Um dos temas que tem frequentado os jornais assiduamente é a discussão acerca do recente implementação pelo Estado de São Paulo da internação involuntária dos usuários do crack, droga produzida a partir da pasta base da coca, que vicia mais rapidamente e tem efeitos devastadores para o corpo e o convívio social. O crack surgiu nos Estados Unidos na década de 1980 em bairros pobres de Nova Iorque, Los Angeles e Miami. O baixo preço da droga e a possibilidade de fabricação caseira atraíram consumidores que não podiam comprar cocaína refinada. Somaram-se usuários de cocaína injetável, que viram no crack uma opção sem risco de contaminação da Aids, epidemia na época.

No Brasil, a droga chegou no início da década de 1990 (alastrando-se inicialmente em São Paulo). Apesar de seu caráter quase epidêmico, sabemos que o uso de crack é muito mais frequente em classes mais pobres e que nas classes mais ricas as drogas são outras. O quadro dramático dos usuários e suas famílias deve nos comover a pensar medidas que de fato ataquem a raiz do problema, buscando a recuperação, a ressocialização e o combate à distribuição e ao tráfico. Evidentemente isso deve ser encarado como um problema de todas e todos e não apenas dos diretamente afetados. Entretanto, não nos parece que a medida tomada pelo governador do PSDB em São Paulo seja movida por este intuito, por assim dizer, radical e de tomar as coisas pela raiz. O que sim nos parece radical é o ímpeto de higienização social e a sede de lucros da especulação imobiliária frente à área nobre (do ponto de vista do capital) em que se localiza a chamada “cracolândia”, próxima à Estação da Luz. Há exatamente um ano o governo de São Paulo mandou a polícia ocupar a Cracolândia com aparato policial, tratando como criminosas pessoas já marginalizadas pelas condições brutais da vida e do vício. Pouco tempo depois, o retorno dessas pessoas para a área foi inevitável.

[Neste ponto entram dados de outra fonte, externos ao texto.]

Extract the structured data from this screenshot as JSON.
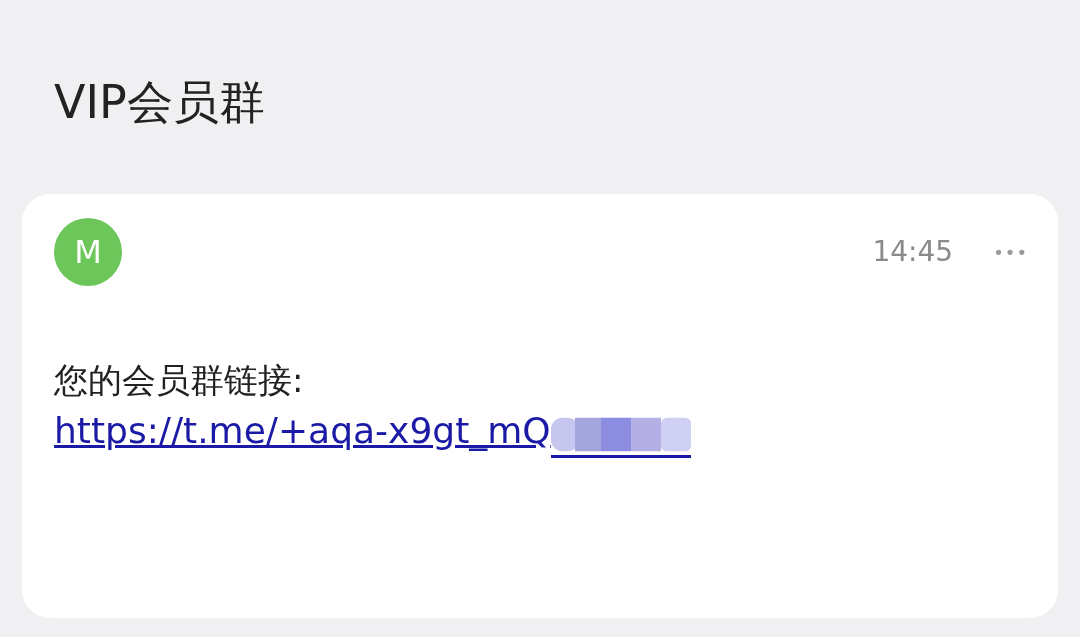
{
  "header": {
    "title": "VIP会员群"
  },
  "message": {
    "avatar_letter": "M",
    "time": "14:45",
    "more": "•••",
    "text": "您的会员群链接:",
    "link": "https://t.me/+aqa-x9gt_mQ"
  }
}
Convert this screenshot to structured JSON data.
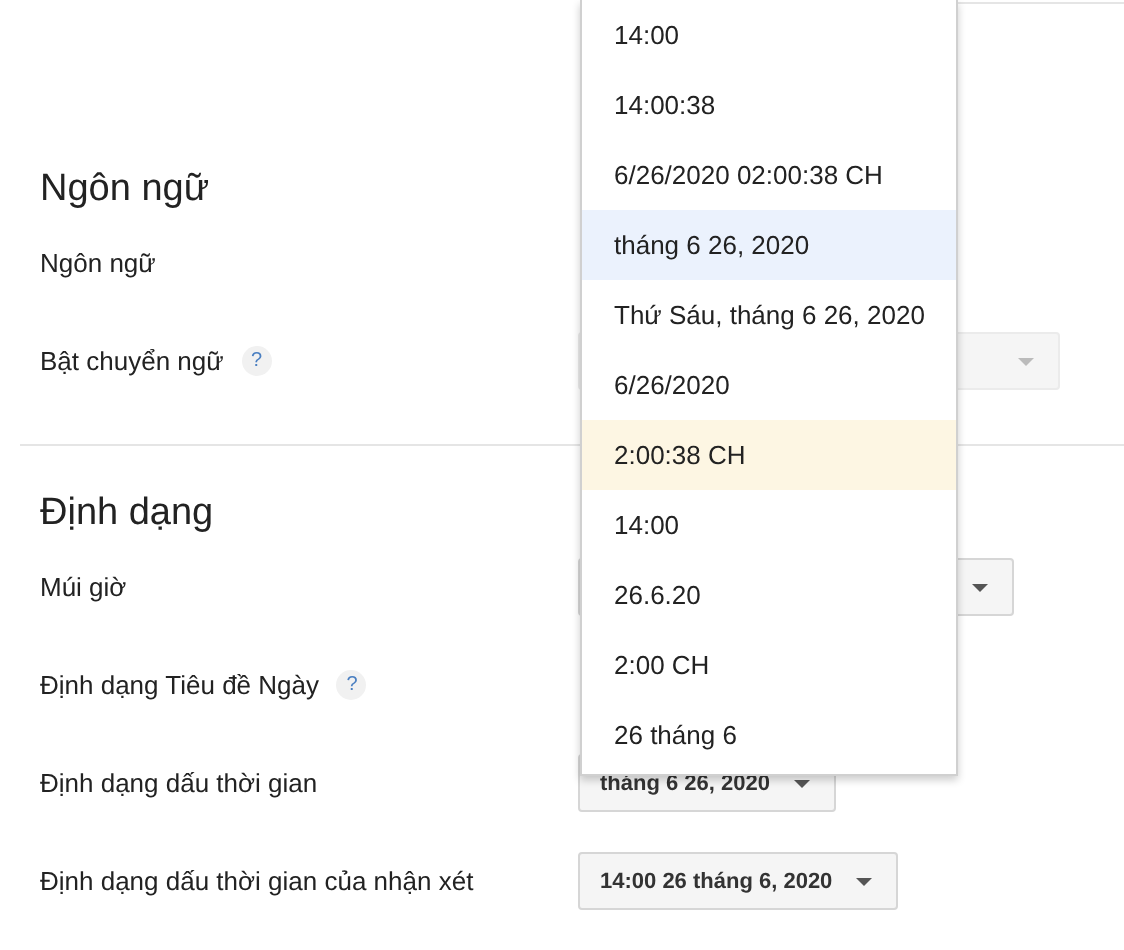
{
  "sections": [
    {
      "title": "Ngôn ngữ",
      "rows": [
        {
          "label": "Ngôn ngữ"
        },
        {
          "label": "Bật chuyển ngữ",
          "help": "?",
          "control": {
            "kind": "dropdown",
            "disabled": true
          }
        }
      ]
    },
    {
      "title": "Định dạng",
      "rows": [
        {
          "label": "Múi giờ",
          "control": {
            "kind": "dropdown",
            "disabled": false
          }
        },
        {
          "label": "Định dạng Tiêu đề Ngày",
          "help": "?"
        },
        {
          "label": "Định dạng dấu thời gian",
          "control": {
            "kind": "dropdown",
            "disabled": false,
            "value": "tháng 6 26, 2020"
          }
        },
        {
          "label": "Định dạng dấu thời gian của nhận xét",
          "control": {
            "kind": "dropdown",
            "disabled": false,
            "value": "14:00 26 tháng 6, 2020"
          }
        }
      ]
    }
  ],
  "menu": {
    "items": [
      {
        "label": "14:00",
        "selected": false,
        "hovered": false
      },
      {
        "label": "14:00:38",
        "selected": false,
        "hovered": false
      },
      {
        "label": "6/26/2020 02:00:38 CH",
        "selected": false,
        "hovered": false
      },
      {
        "label": "tháng 6 26, 2020",
        "selected": true,
        "hovered": false
      },
      {
        "label": "Thứ Sáu, tháng 6 26, 2020",
        "selected": false,
        "hovered": false
      },
      {
        "label": "6/26/2020",
        "selected": false,
        "hovered": false
      },
      {
        "label": "2:00:38 CH",
        "selected": false,
        "hovered": true
      },
      {
        "label": "14:00",
        "selected": false,
        "hovered": false
      },
      {
        "label": "26.6.20",
        "selected": false,
        "hovered": false
      },
      {
        "label": "2:00 CH",
        "selected": false,
        "hovered": false
      },
      {
        "label": "26 tháng 6",
        "selected": false,
        "hovered": false
      }
    ]
  }
}
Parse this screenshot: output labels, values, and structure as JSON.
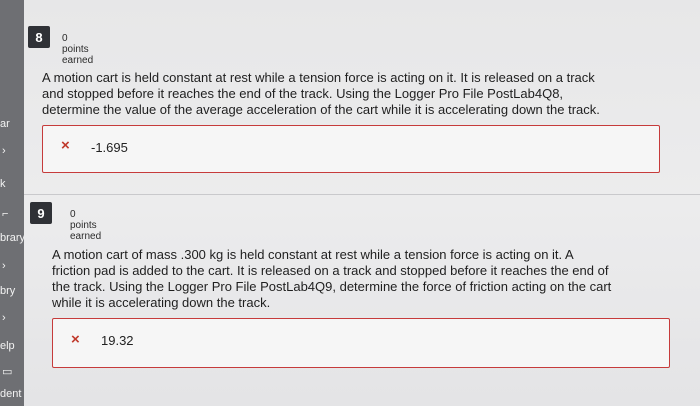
{
  "sidebar": {
    "items": [
      {
        "label": "ar"
      },
      {
        "label": "k"
      },
      {
        "label": "brary"
      },
      {
        "label": "bry"
      },
      {
        "label": "elp"
      },
      {
        "label": "dent"
      }
    ]
  },
  "questions": [
    {
      "number": "8",
      "points": "0 points earned",
      "text_lines": [
        "A motion cart is held constant at rest while a tension force is acting on it. It is released on a track",
        "and stopped before it reaches the end of the track. Using the Logger Pro File PostLab4Q8,",
        "determine the value of the average acceleration of the cart while it is accelerating down the track."
      ],
      "answer": "-1.695"
    },
    {
      "number": "9",
      "points": "0 points earned",
      "text_lines": [
        "A motion cart of mass .300 kg is held constant at rest while a tension force is acting on it. A",
        "friction pad is added to the cart. It is released on a track and stopped before it reaches the end of",
        "the track. Using the Logger Pro File PostLab4Q9, determine the force of friction acting on the cart",
        "while it is accelerating down the track."
      ],
      "answer": "19.32"
    }
  ],
  "colors": {
    "incorrect": "#c0392b",
    "badge": "#2f3136"
  },
  "icons": {
    "incorrect": "close-icon"
  }
}
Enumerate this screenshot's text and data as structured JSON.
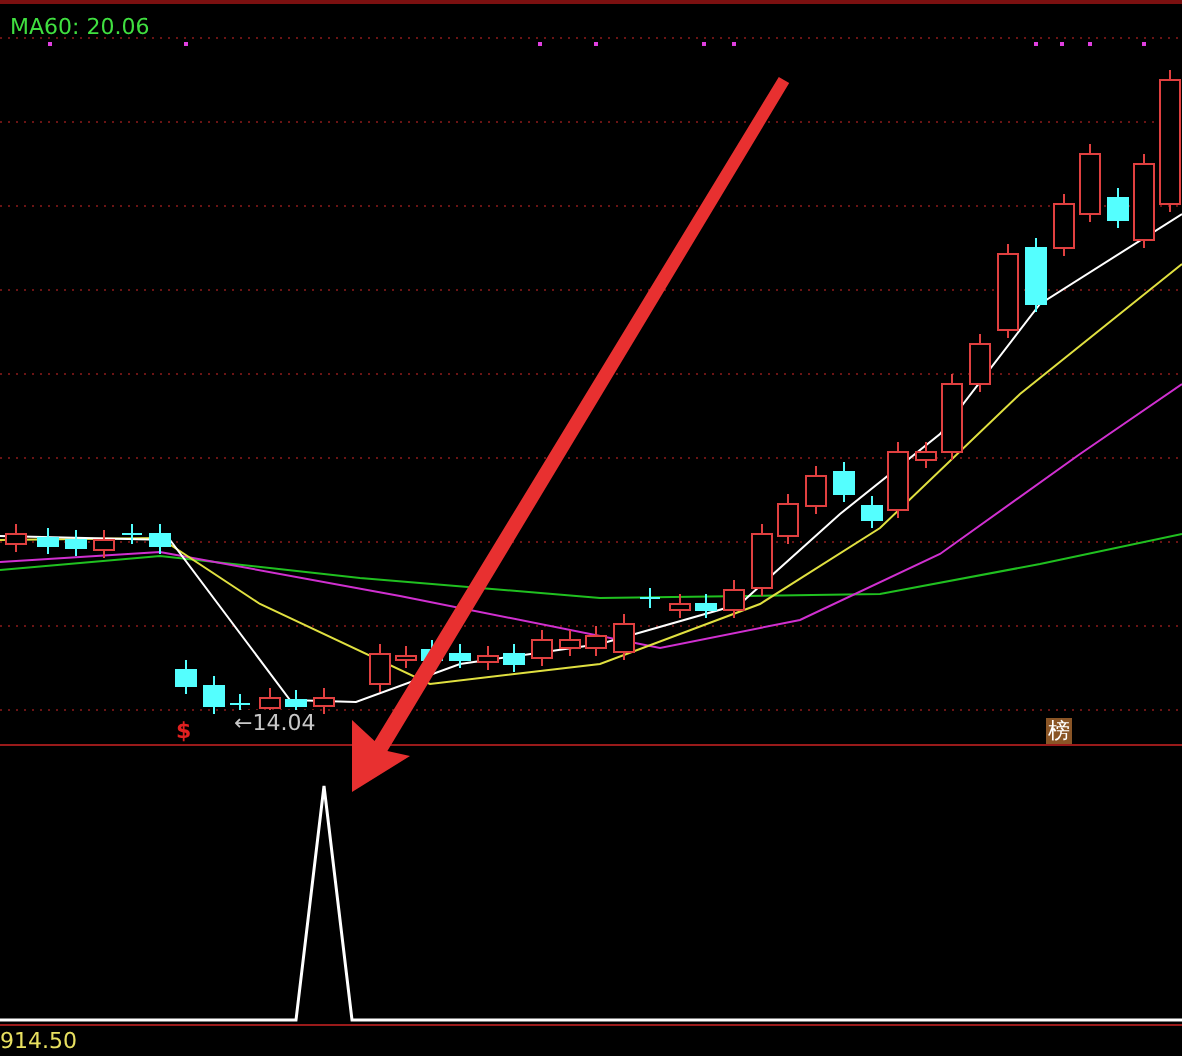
{
  "upper_panel": {
    "indicator_label": "MA60: 20.06",
    "price_marker": "←14.04",
    "signal_mark": "$",
    "badge": "榜"
  },
  "lower_panel": {
    "axis_value": "914.50"
  }
}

O drama dos usuários e suas famílias é cotidiano. Entretanto, medidas deste tipo desumanizam o tratamento do usuário químico, violando como regra, e não como exceção em casos extremados de insanidade, a liberdade de escolha do indivíduo e, talvez, com pouca eficácia para a desintoxicação destas pessoas. Ora, dezenas de psiquiatras que se manifestam a respeito ponderam sobre a vontade de largar o vício como uma das principais premissas para o início de um tratamento eficiente. Além disso, um dos maiores problemas são as ínfimas vagas oferecidas pelo poder público para desintoxicação. O sol não pode ser tapado com uma peneira. Toda a celeridade em aprovar esta modalidade de internação involuntária não foi acompanhada da ampliação da rede de Centro de Referência em Álcool e Drogas com equipes multidisciplinares da área da saúde para combater o vício, tampouco com o aumento das políticas de assistência social e de políticas públicas para combater a desigualdade social e medidas preventivas associadas ao desenvolvimento de atividades culturais, recreativas, esportivas para disputar a juventude antes das garras do crack.

Dada a gravidade do caso se torna simples construir um senso comum em torno de que não existe nada mais a ser feito e que a virulência com a qual a droga ataca o sistema neurológico do usuário o impede de decidir pela desintoxicação. Por outro lado, certamente não veríamos a mesma pressa em internar compulsoriamente, se estivéssemos tratando de usuários provenientes dos Jardins ou qualquer outro bairro rico de São Paulo. Bem sabemos que a neutralidade não é uma característica marcante de nenhuma política pública, elas respondem necessariamente a interesses.

Por que começar por uma medida que coloca como primeira intervenção do poder público a internação compulsória? Por acaso não deveria ser a última? Há muita coisa em jogo e certamente o usuário não é o centro das preocupações. É exatamente aí que mora o problema. Recorrentes são as opiniões de especialistas dizendo que a internação involuntária raramente afasta o usuário da droga. Espero que não estejamos revivendo o passado, quando “leprosários” foram construídos para tirar da circulação e dos olhos da sociedade pessoas com lepra, ou quando os manicômios serviam à reclusão dos diferentes aos olhos da “boa gente”. O que sabemos é que a indiferença e, pior, a coerção nunca resolveram problemas profundos. Pelo contrário, aprofundam problemas sobre os quais ninguém deve permanecer indiferente.